The long-term picture of Bard is nothing less than impressive as can be seen in the chart, above. Prices have corrected along the way in this multi-year markup, but the dips have been shallow and the On-Balance-Volume line has displayed a smooth uptrend, suggesting longs continue to hold their positions.
The short-term picture is also encouraging. See chart, below.
Holders of BCR endured an eight-month consolidation phase from November through early July, as BCR marked time around the $170 level. Prices broke out to the upside in July and August, ignoring the weakness in the broader market. The On-Balance-Volume (OBV) line recently made a new high and should be foreshadowing a breakout to new highs for BCR.

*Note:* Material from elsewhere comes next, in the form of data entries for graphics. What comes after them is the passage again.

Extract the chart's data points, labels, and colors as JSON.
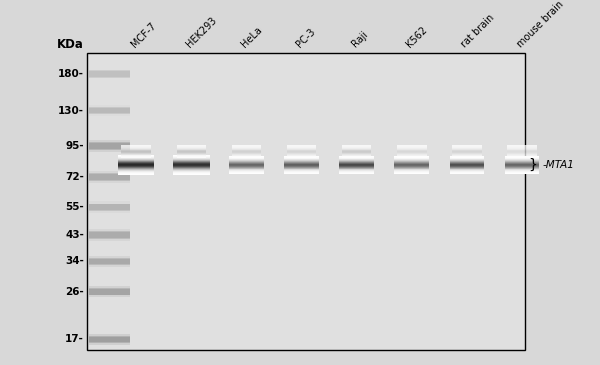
{
  "background_color": "#d8d8d8",
  "gel_background": "#e0e0e0",
  "border_color": "#000000",
  "kda_labels": [
    "180-",
    "130-",
    "95-",
    "72-",
    "55-",
    "43-",
    "34-",
    "26-",
    "17-"
  ],
  "kda_values": [
    180,
    130,
    95,
    72,
    55,
    43,
    34,
    26,
    17
  ],
  "lane_labels": [
    "MCF-7",
    "HEK293",
    "HeLa",
    "PC-3",
    "Raji",
    "K562",
    "rat brain",
    "mouse brain"
  ],
  "band_annotation": "} -MTA1",
  "ladder_bands_kda": [
    180,
    130,
    95,
    72,
    55,
    43,
    34,
    26,
    17
  ],
  "ladder_intensities": [
    0.38,
    0.42,
    0.55,
    0.5,
    0.45,
    0.5,
    0.52,
    0.55,
    0.58
  ],
  "main_band_kda": 80,
  "sample_intensities": [
    0.92,
    0.88,
    0.65,
    0.68,
    0.78,
    0.65,
    0.75,
    0.65
  ],
  "secondary_band_kda": 90,
  "secondary_lanes": [
    0,
    1,
    2,
    3,
    4,
    5,
    6,
    7
  ],
  "secondary_intensities": [
    0.3,
    0.28,
    0.22,
    0.2,
    0.25,
    0.18,
    0.2,
    0.15
  ]
}
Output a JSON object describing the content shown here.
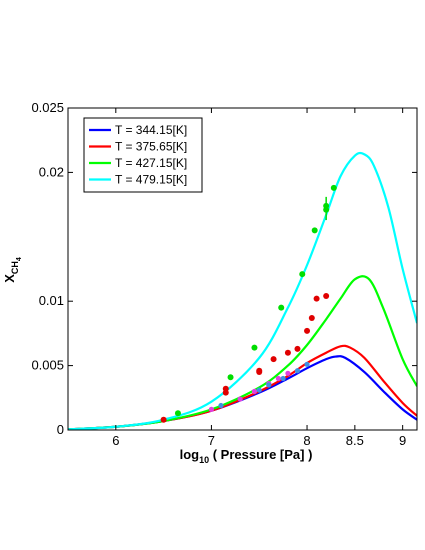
{
  "chart_data": {
    "type": "line",
    "title": "",
    "xlabel": "log10 ( Pressure [Pa] )",
    "xlabel_parts": {
      "pre": "log",
      "sub": "10",
      "post": " ( Pressure [Pa] )"
    },
    "ylabel": "XCH4",
    "ylabel_parts": {
      "main": "X",
      "sub": "CH",
      "subsub": "4"
    },
    "xlim": [
      5.5,
      9.15
    ],
    "ylim": [
      0,
      0.025
    ],
    "x_ticks": [
      6,
      7,
      8,
      8.5,
      9
    ],
    "x_tick_labels": [
      "6",
      "7",
      "8",
      "8.5",
      "9"
    ],
    "y_ticks": [
      0,
      0.005,
      0.01,
      0.02,
      0.025
    ],
    "y_tick_labels": [
      "0",
      "0.005",
      "0.01",
      "0.02",
      "0.025"
    ],
    "grid": false,
    "legend_position": "top-left",
    "series": [
      {
        "name": "T = 344.15[K]",
        "color": "#0000ff",
        "line_x": [
          5.5,
          6.0,
          6.5,
          7.0,
          7.5,
          7.8,
          8.0,
          8.2,
          8.3,
          8.4,
          8.6,
          8.8,
          9.0,
          9.15
        ],
        "line_y": [
          5e-05,
          0.00025,
          0.0007,
          0.0015,
          0.0029,
          0.004,
          0.0048,
          0.0055,
          0.0057,
          0.0056,
          0.0045,
          0.003,
          0.0016,
          0.0008
        ],
        "points_x": [],
        "points_y": []
      },
      {
        "name": "T = 375.65[K]",
        "color": "#ff0000",
        "line_x": [
          5.5,
          6.0,
          6.5,
          7.0,
          7.5,
          7.8,
          8.0,
          8.2,
          8.35,
          8.45,
          8.6,
          8.8,
          9.0,
          9.15
        ],
        "line_y": [
          5e-05,
          0.00025,
          0.0007,
          0.0015,
          0.003,
          0.0042,
          0.0052,
          0.006,
          0.0065,
          0.0064,
          0.0056,
          0.0038,
          0.0021,
          0.0011
        ],
        "points_x": [
          6.5,
          7.15,
          7.15,
          7.5,
          7.5,
          7.65,
          7.8,
          7.9,
          8.0,
          8.05,
          8.1,
          8.2
        ],
        "points_y": [
          0.0008,
          0.0029,
          0.0032,
          0.0045,
          0.0046,
          0.0055,
          0.006,
          0.0063,
          0.0077,
          0.0087,
          0.0102,
          0.0104
        ],
        "points_color": "#e00000"
      },
      {
        "name": "T = 427.15[K]",
        "color": "#00ff00",
        "line_x": [
          5.5,
          6.0,
          6.5,
          7.0,
          7.5,
          7.8,
          8.0,
          8.2,
          8.35,
          8.5,
          8.65,
          8.8,
          9.0,
          9.15
        ],
        "line_y": [
          5e-05,
          0.00025,
          0.0007,
          0.0016,
          0.0033,
          0.005,
          0.0066,
          0.0086,
          0.0102,
          0.0117,
          0.0117,
          0.0094,
          0.0055,
          0.0034
        ],
        "points_x": [
          6.65,
          7.2,
          7.45,
          7.73,
          7.95,
          8.08,
          8.2,
          8.28
        ],
        "points_y": [
          0.0013,
          0.0041,
          0.0064,
          0.0095,
          0.0121,
          0.0155,
          0.0174,
          0.0188
        ],
        "points_color": "#00dd00"
      },
      {
        "name": "T = 479.15[K]",
        "color": "#00ffff",
        "line_x": [
          5.5,
          6.0,
          6.5,
          7.0,
          7.5,
          7.8,
          8.0,
          8.2,
          8.35,
          8.5,
          8.6,
          8.7,
          8.85,
          9.0,
          9.15
        ],
        "line_y": [
          5e-05,
          0.00025,
          0.0008,
          0.0022,
          0.0056,
          0.0095,
          0.0128,
          0.0167,
          0.0197,
          0.0213,
          0.0214,
          0.0205,
          0.0173,
          0.0125,
          0.0083
        ],
        "points_x": [],
        "points_y": []
      }
    ],
    "overlay_points": {
      "color": "#e040e0",
      "x": [
        7.0,
        7.3,
        7.45,
        7.6,
        7.7,
        7.8
      ],
      "y": [
        0.0016,
        0.0024,
        0.003,
        0.0036,
        0.004,
        0.0044
      ]
    },
    "overlay_points_blue": {
      "color": "#3f8fe0",
      "x": [
        7.1,
        7.5,
        7.6,
        7.75,
        7.9,
        8.0
      ],
      "y": [
        0.0019,
        0.0031,
        0.0035,
        0.004,
        0.0046,
        0.0051
      ]
    },
    "error_bar": {
      "x": 8.2,
      "y": 0.0171,
      "low": 0.0163,
      "high": 0.0181,
      "color": "#00dd00"
    }
  }
}
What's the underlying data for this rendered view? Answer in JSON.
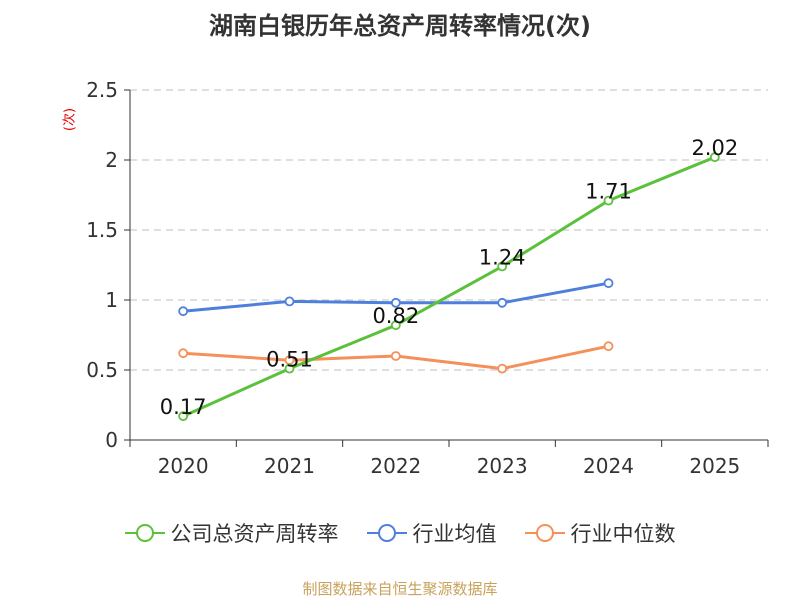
{
  "title": "湖南白银历年总资产周转率情况(次)",
  "unit_label": "(次)",
  "source": "制图数据来自恒生聚源数据库",
  "chart_data": {
    "type": "line",
    "categories": [
      "2020",
      "2021",
      "2022",
      "2023",
      "2024",
      "2025"
    ],
    "ylim": [
      0,
      2.5
    ],
    "yticks": [
      "0",
      "0.5",
      "1",
      "1.5",
      "2",
      "2.5"
    ],
    "ytick_values": [
      0,
      0.5,
      1,
      1.5,
      2,
      2.5
    ],
    "grid": true,
    "legend_position": "bottom",
    "series": [
      {
        "name": "公司总资产周转率",
        "color": "#5cc13a",
        "values": [
          0.17,
          0.51,
          0.82,
          1.24,
          1.71,
          2.02
        ],
        "labels": [
          "0.17",
          "0.51",
          "0.82",
          "1.24",
          "1.71",
          "2.02"
        ]
      },
      {
        "name": "行业均值",
        "color": "#4f7fdc",
        "values": [
          0.92,
          0.99,
          0.98,
          0.98,
          1.12,
          null
        ]
      },
      {
        "name": "行业中位数",
        "color": "#f5905a",
        "values": [
          0.62,
          0.57,
          0.6,
          0.51,
          0.67,
          null
        ]
      }
    ]
  }
}
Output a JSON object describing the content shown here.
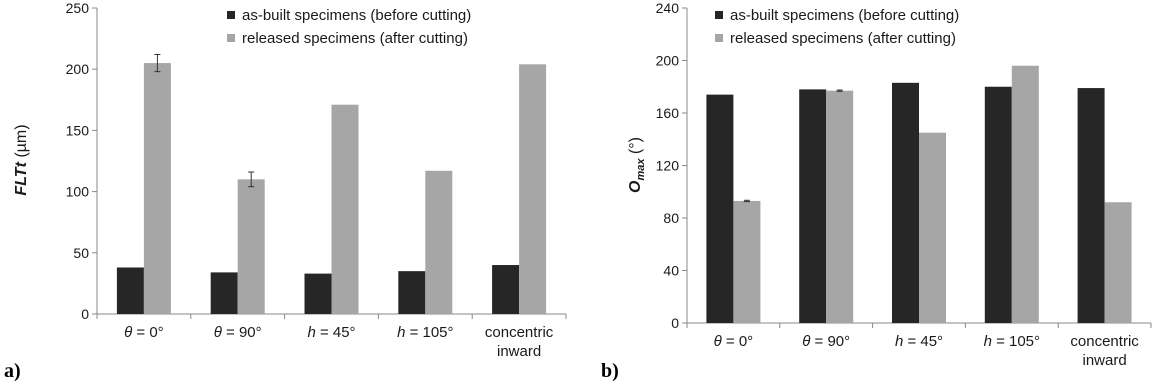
{
  "chart_data": [
    {
      "type": "bar",
      "panel_label": "a)",
      "ylabel_main": "FLTt",
      "ylabel_unit": " (µm)",
      "ylim": [
        0,
        250
      ],
      "yticks": [
        0,
        50,
        100,
        150,
        200,
        250
      ],
      "grid": false,
      "legend_position": "top-center",
      "categories": [
        [
          "θ = 0°"
        ],
        [
          "θ = 90°"
        ],
        [
          "h = 45°"
        ],
        [
          "h = 105°"
        ],
        [
          "concentric",
          "inward"
        ]
      ],
      "series": [
        {
          "name": "as-built specimens (before cutting)",
          "color": "#262626",
          "values": [
            38,
            34,
            33,
            35,
            40
          ],
          "errors": [
            0,
            0,
            0,
            0,
            0
          ]
        },
        {
          "name": "released specimens (after cutting)",
          "color": "#a6a6a6",
          "values": [
            205,
            110,
            171,
            117,
            204
          ],
          "errors": [
            7,
            6,
            0,
            0,
            0
          ]
        }
      ]
    },
    {
      "type": "bar",
      "panel_label": "b)",
      "ylabel_main": "O",
      "ylabel_sub": "max",
      "ylabel_unit": " (°)",
      "ylim": [
        0,
        240
      ],
      "yticks": [
        0,
        40,
        80,
        120,
        160,
        200,
        240
      ],
      "grid": false,
      "legend_position": "top-center",
      "categories": [
        [
          "θ = 0°"
        ],
        [
          "θ = 90°"
        ],
        [
          "h = 45°"
        ],
        [
          "h = 105°"
        ],
        [
          "concentric",
          "inward"
        ]
      ],
      "series": [
        {
          "name": "as-built specimens (before cutting)",
          "color": "#262626",
          "values": [
            174,
            178,
            183,
            180,
            179
          ],
          "errors": [
            0,
            0,
            0,
            0,
            0
          ]
        },
        {
          "name": "released specimens (after cutting)",
          "color": "#a6a6a6",
          "values": [
            93,
            177,
            145,
            196,
            92
          ],
          "errors": [
            0.5,
            0.5,
            0,
            0,
            0
          ]
        }
      ]
    }
  ]
}
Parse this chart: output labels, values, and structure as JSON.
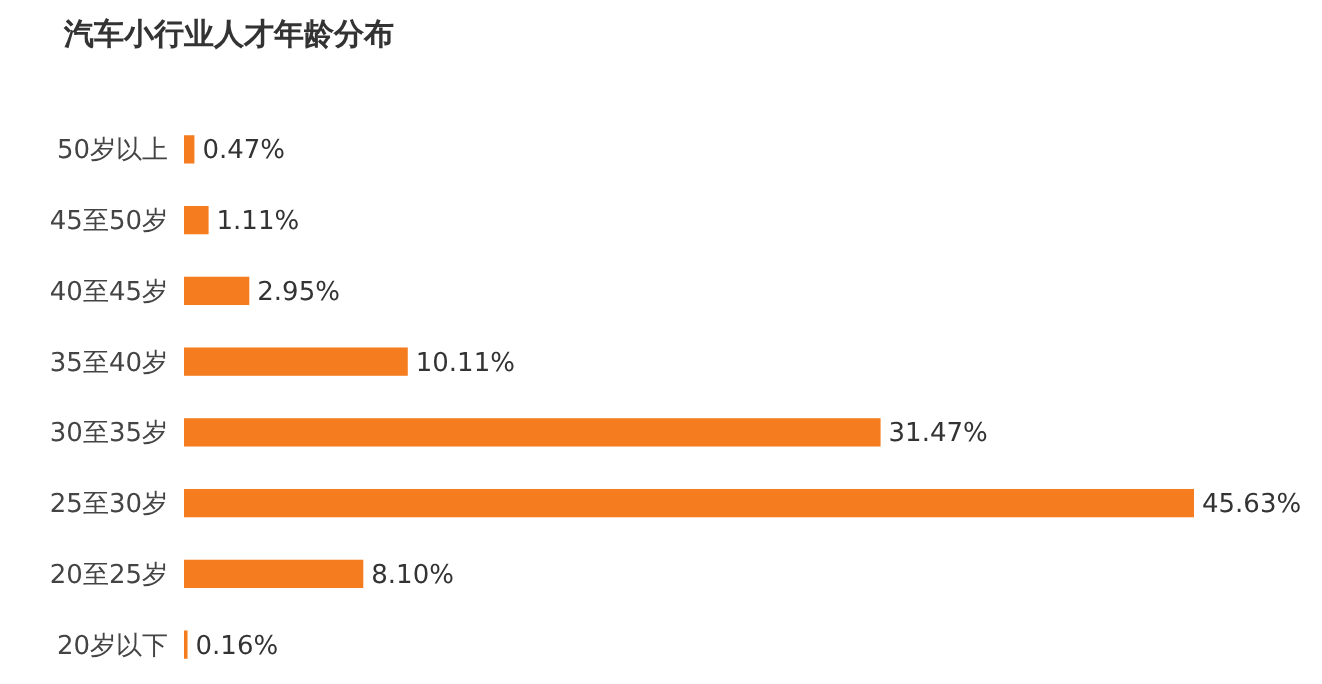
{
  "chart_data": {
    "type": "bar",
    "orientation": "horizontal",
    "title": "汽车小行业人才年龄分布",
    "categories": [
      "50岁以上",
      "45至50岁",
      "40至45岁",
      "35至40岁",
      "30至35岁",
      "25至30岁",
      "20至25岁",
      "20岁以下"
    ],
    "values": [
      0.47,
      1.11,
      2.95,
      10.11,
      31.47,
      45.63,
      8.1,
      0.16
    ],
    "value_labels": [
      "0.47%",
      "1.11%",
      "2.95%",
      "10.11%",
      "31.47%",
      "45.63%",
      "8.10%",
      "0.16%"
    ],
    "color": "#f57d1f"
  }
}
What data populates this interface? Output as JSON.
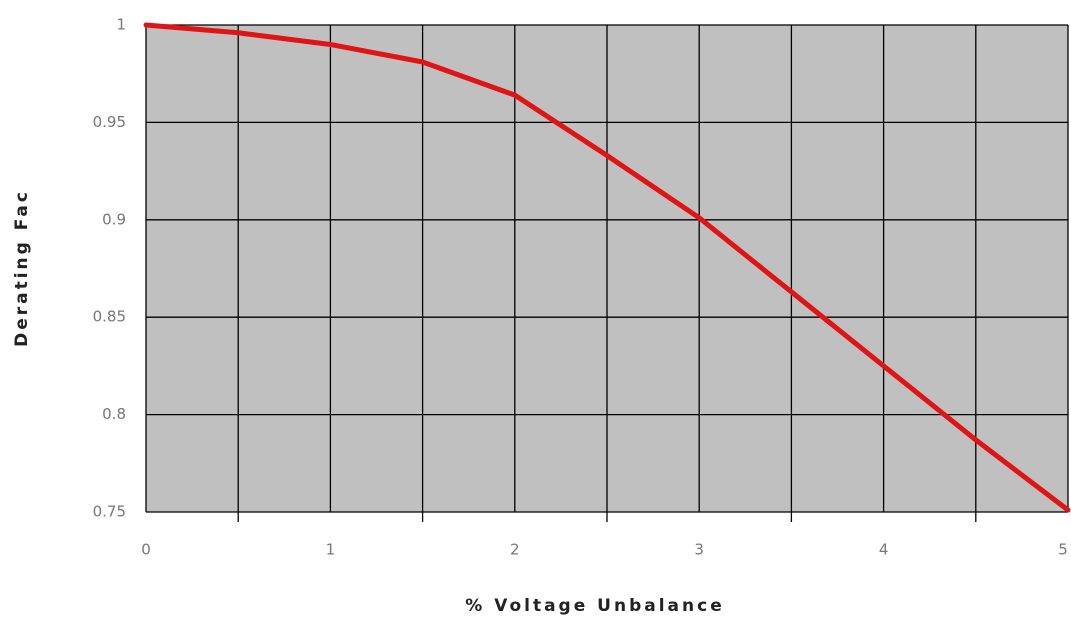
{
  "chart_data": {
    "type": "line",
    "x_label": "% Voltage Unbalance",
    "y_label": "Derating Fac",
    "x": [
      0,
      0.5,
      1,
      1.5,
      2,
      2.5,
      3,
      3.5,
      4,
      4.5,
      5
    ],
    "series": [
      {
        "color": "#e01414",
        "values": [
          1.0,
          0.996,
          0.99,
          0.981,
          0.964,
          0.933,
          0.901,
          0.863,
          0.825,
          0.787,
          0.751
        ]
      }
    ],
    "xlim": [
      0,
      5
    ],
    "xticks": [
      0,
      1,
      2,
      3,
      4,
      5
    ],
    "xminor_ticks": [
      0.5,
      1.5,
      2.5,
      3.5,
      4.5
    ],
    "ylim": [
      0.75,
      1
    ],
    "yticks": [
      0.75,
      0.8,
      0.85,
      0.9,
      0.95,
      1
    ],
    "grid": true,
    "background": "#c0c0c0"
  }
}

Projecting the height of the recent consolidation (from $200 to $180, or $20) to hopefully an eventual breakout at $200, we get $220 as our next upside target for BCR.
Separately, TheStreet Ratings team rates BARD (C.R.) INC as a Hold with a ratings score of C+. TheStreet Ratings Team has this to say about their recommendation:
We rate BARD (C.R.) INC (BCR) a HOLD. The primary factors that have impacted our rating are mixed - some indicating strength, some showing weaknesses, with little evidence to justify the expectation of either a positive or negative performance for this stock relative to most other stocks. The company's strengths can be seen in multiple areas, such as its increase in net income, revenue growth and largely solid financial position with reasonable debt levels by most measures. However, as a counter to these strengths, we find that the company's return on equity has been disappointing.
Highlights from the analysis by TheStreet Ratings Team goes as follows:
- The net income growth from the same quarter one year ago has significantly exceeded that of the S&P 500 and the Health Care Equipment & Supplies industry. The net income increased by 54.2% when compared to the same quarter one year prior, rising from -$119.40 million to -$54.70 million.
- The revenue growth significantly trails the industry average of 34.8%. Since the same quarter one year prior, revenues slightly increased by 4.0%. Growth in the company's revenue appears to have helped boost the earnings per share.
- BARD (C.R.) INC reported significant earnings per share improvement in the most recent quarter compared to the same quarter a year ago. This company has reported somewhat volatile earnings recently. But, we feel it is poised for EPS growth in the coming year. During the past fiscal year, BARD (C.R.) INC reported lower earnings of $3.68 versus $8.48 in the prior year. This year, the market expects an improvement in earnings ($9.07 versus $3.68).
- Powered by its strong earnings growth of 53.45% and other important driving factors, this stock has surged by 33.74% over the past year, outperforming the rise in the S&P 500 Index during the same period. Looking ahead, however, we cannot assume that the stock's past performance is going to drive future results. Quite to the contrary, its sharp appreciation over the last year is one of the factors that should prompt investors to seek better opportunities elsewhere.
- Return on equity has greatly decreased when compared to its ROE from the same quarter one year prior. This is a signal of major weakness within the corporation. Compared to other companies in the Health Care Equipment & Supplies industry and the overall market on the basis of return on equity, BARD (C.R.) INC has underperformed in comparison with the industry average, but has exceeded that of the S&P 500.